Now, thanks to Jacques Berlioz and Marie Anne Polo De Beaulieu, you can consult the contents of this fascinating manuscript in the comfort of your very own study or university library, for these two fine scholars, the reigning experts on the exemplum genre in Europe, have published a transcription of Paris BN MS lat. 15912 in the series Corpus Christianorum: Continuatio Mediaevalis (hereafter CCCM). The volume opens with a useful introduction that situates this manuscript among the other known examples of early Cistercian exempla collections, relates the history of its ownership, and reaffirms the accepted date of its composition (c. 1200–1220). Most of this information draws heavily on the observations of McGuire, but Berlioz and Polo De Beaulieu disagree with his arguments that the compilation was composed at Beaupré, calling them "trop hypothètiques" (xxiii). The introduction concludes with a brief discussion of the intended monastic audience, the didactic goals and the literary sources of the compilation. Typical of many medieval exempla collections, we know nothing of the compiler, but the consistency of the manuscript hand suggests that one scribe copied out the entire collection. The virtues and the vices provide the loose organizing principles that unite the stories in Paris BN MS lat. 15912, which earned the manuscript its seventeenth-century title: Summa virtutum et vitiorum incerti authoris (fol. 6r). Many of these tales are drawn from early monastic and patristic sources (Gregory the Great, Sulpicius Severus, Jerome, etc.) as well as from the works of eleventh- and twelfth-century authors like Sigebert of Gembloux, William of Malmsebury and Anselm's biographer Eadmer. Cistercian hagiography, particularly stories about Bernard, are also important sources for the author. Moreover, the last third of the manuscript contains long excerpts from a twelfth-century Cistercian exempla collection, the Liber miraculorum of Herbert of Clairvaux.

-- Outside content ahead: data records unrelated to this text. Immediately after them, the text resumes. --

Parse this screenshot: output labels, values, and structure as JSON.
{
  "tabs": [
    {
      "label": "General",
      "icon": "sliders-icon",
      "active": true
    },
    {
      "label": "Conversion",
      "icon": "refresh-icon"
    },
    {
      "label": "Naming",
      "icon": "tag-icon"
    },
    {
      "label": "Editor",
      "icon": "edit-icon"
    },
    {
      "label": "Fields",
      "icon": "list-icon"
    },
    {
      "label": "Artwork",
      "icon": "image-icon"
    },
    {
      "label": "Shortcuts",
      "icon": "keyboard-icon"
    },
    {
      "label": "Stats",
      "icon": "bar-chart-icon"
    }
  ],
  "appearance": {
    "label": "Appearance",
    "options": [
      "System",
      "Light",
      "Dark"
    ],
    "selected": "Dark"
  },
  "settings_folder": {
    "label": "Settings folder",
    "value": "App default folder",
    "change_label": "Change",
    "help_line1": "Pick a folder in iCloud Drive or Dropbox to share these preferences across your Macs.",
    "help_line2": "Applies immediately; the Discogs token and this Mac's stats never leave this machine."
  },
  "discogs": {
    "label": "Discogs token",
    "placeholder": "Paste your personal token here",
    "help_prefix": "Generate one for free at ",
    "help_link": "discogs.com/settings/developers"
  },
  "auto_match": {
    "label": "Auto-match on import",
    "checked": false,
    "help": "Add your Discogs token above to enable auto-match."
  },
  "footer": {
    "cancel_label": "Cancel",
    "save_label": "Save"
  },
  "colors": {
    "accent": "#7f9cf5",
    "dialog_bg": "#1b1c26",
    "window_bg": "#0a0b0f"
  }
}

Unlike most other volumes in CCCM, this is a transcription of a unique, composite manuscript rather than a critical edition of a specific text. Nonetheless, it includes many of the valuable instruments of reference that one expects from this series. There are four comprehensive indices to scriptural citations, authors and works cited, people and places mentioned in the exempla, and topics treated therein (such as animals, church buildings, social ranks, the liturgy, individual virtues and vices, etc.). Even more useful is a massive appendix (Fontes exemplorum, 355-564) that traces the sources for every story preserved in this manuscript. Here Berlioz and Polo De Beaulieu present a précis of each individual exemplum, identify its literary source, and provide a reference to the modern critical edition of that source. All told, this volume is a very welcome addition to CCCM's medieval catalogue and a boon for religious and literary scholars in general and Cistercian historians in particular. It is sure to draw renewed attention to this compelling yet vexing genre of medieval monastic literature.



[1] For a useful introduction to this genre, see Stefano Mula, "Twelfth- and Thirteenth-Century Cistercian Exempla Collections: Role, Diffusion, and Evolution," History Compass 8 (2010): 903–912.

[2] Most of these articles have been collected in Brian Patrick McGuire, Friendship and Faith: Cistercian Men, Women and their Stories, 1100–1250 (Aldershot-Burlington: Ashgate, 2002).

[3] Brian Patrick McGuire, "The Cistercians and the Rise of the Exemplum in Early Thirteenth-Century France: A Reevaluation of Paris BN ms. Lat. 15912," Classica et Mediaevalia 34 (1983): 211–267; reprinted in idem, Friendship and Faith, no. V.